Si nos quedaba alguna duda acerca del escaso sentido democrático que tienen los separatistas catalanes, la ha despejado su última declaración de intenciones: proclamarán la independencia si el reparto de escaños les da la mayoría absoluta en el Parlamento autonómico, independientemente de que, a la hora de contar los votos, no lleguen a superar el 50%.
Es decir que, al margen de cualquier consideración legal -que no es baladí-, los deseos de la sociedad catalana sólo son relevantes en la medida en que sirven a sus propósitos. Pueden saltárselos a la torera. Por supuesto, se da por descontado que, como buenos nacionalistas que son, lo que opine el resto de los españoles no entra ni siquiera en sus pensamientos. No esperábamos otra cosa.

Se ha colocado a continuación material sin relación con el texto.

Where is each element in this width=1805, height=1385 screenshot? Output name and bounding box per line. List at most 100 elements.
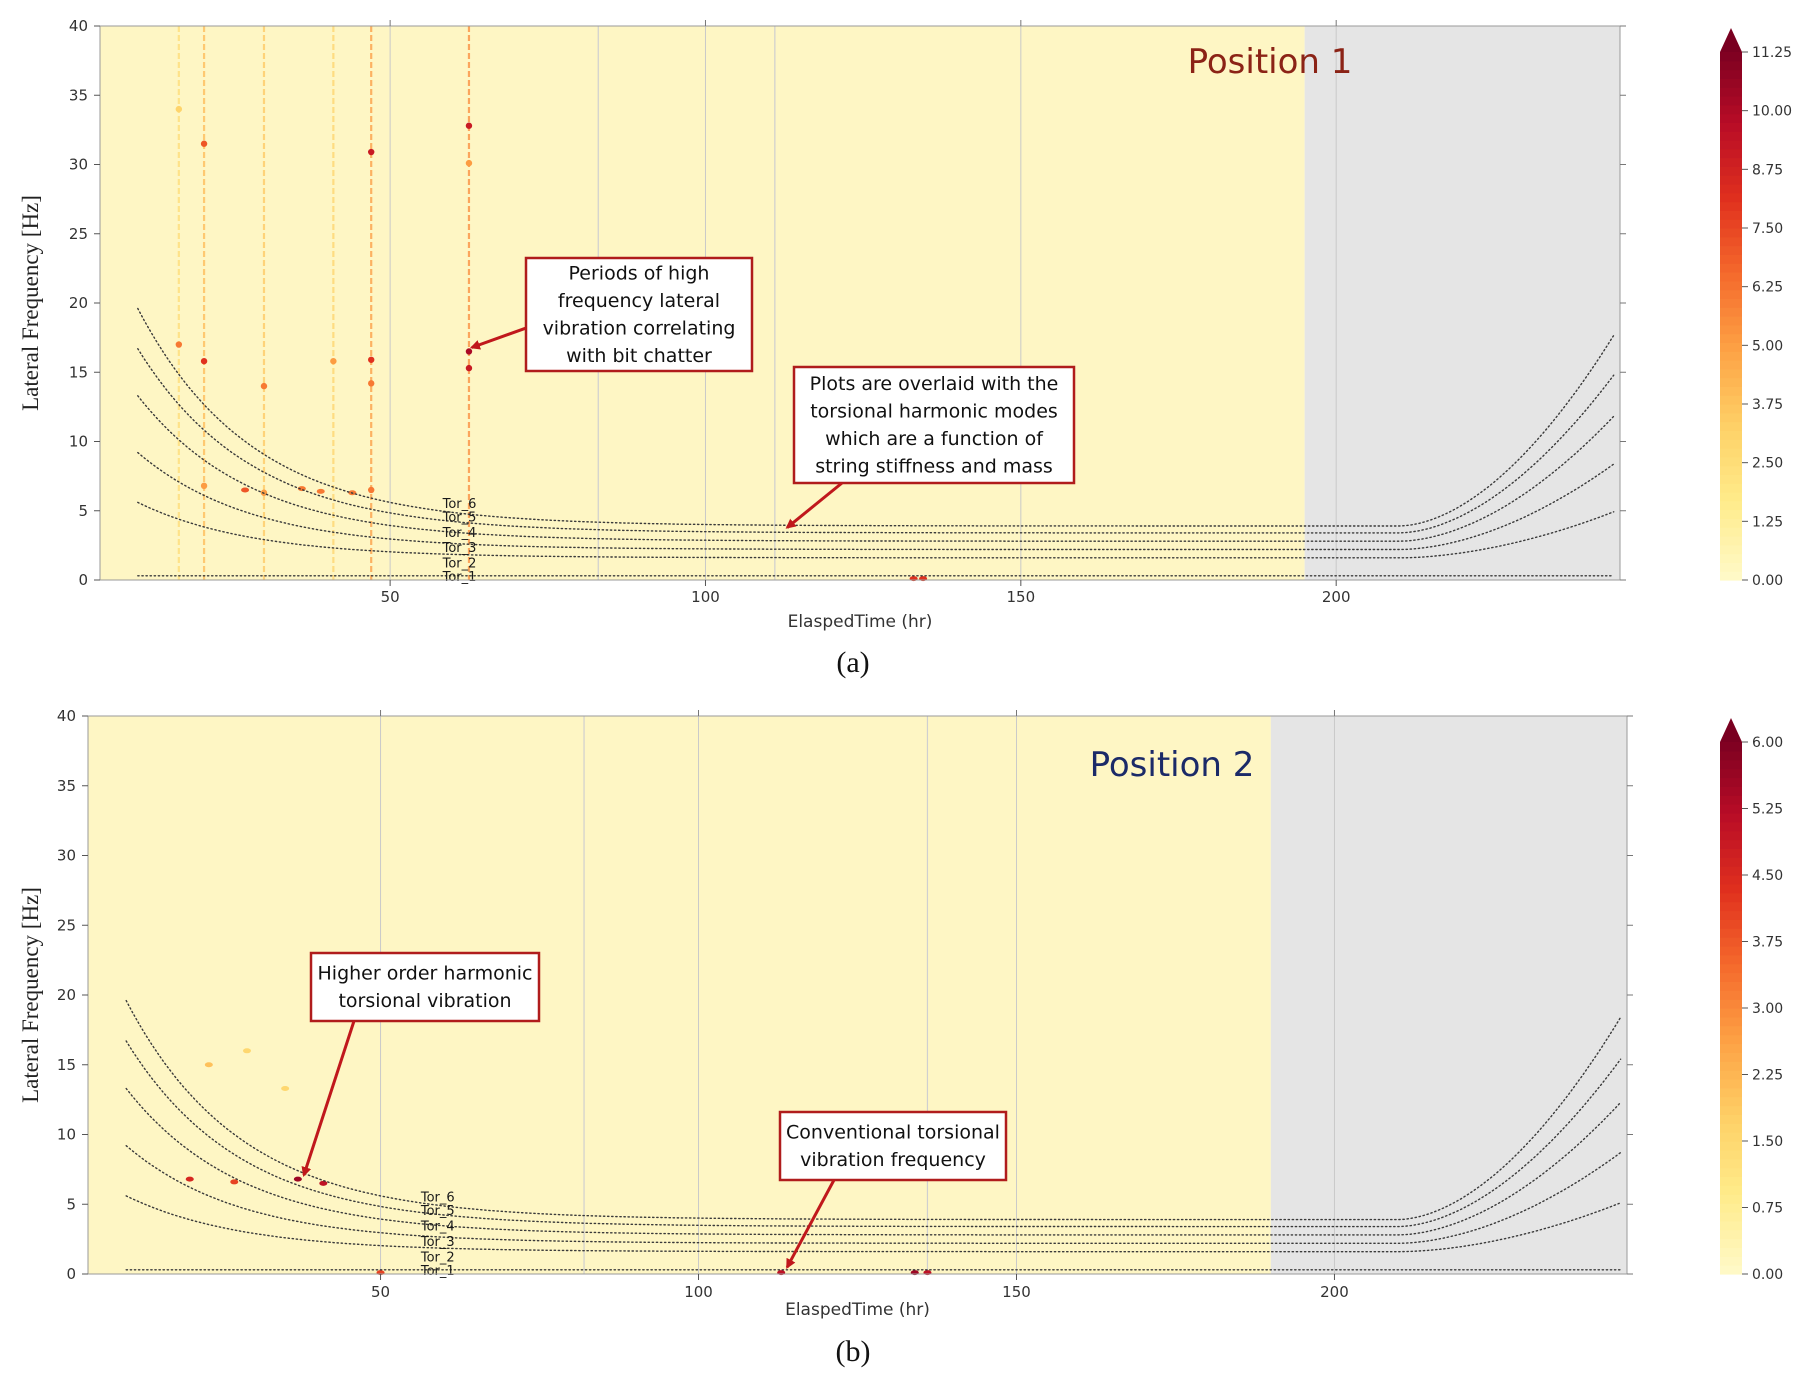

Sin embargo, sí es un discurso que se echa de menos entre los partidos que se declaran constitucionalistas, porque no es el futuro de una región lo que está en juego el 27-S, es el de todo un país, el de sus ciudadanos, el único sujeto -indivisible, no lo olvidemos- de soberanía. ¿O es que no nos afectaría una hipotética secesión de una parte del territorio?
Tal vez lo más grave es que no lo mencionan porque unos y otros están pensando en el día después de esos comicios. Y sus lapsus y comentarios hacen temer que volveremos a tropezar con la misma piedra, la de contentar a los nacionalistas con el reconocimiento a un inexistente "derecho a decidir", con federalismos asimétricos o con la Hacienda propia que han reclamado durante años para intentar tener la fiesta en paz un par de décadas más. Sería un craso error, como bien ha demostrado la historia reciente.
Son insaciables. Además, esta vez quizá lo paguen en el resto de España. A buena parte de los ciudadanos, exhaustos tras una larga crisis, el permanente lamento de los secesionistas catalanes lo menos que les provoca es un profundo hartazgo.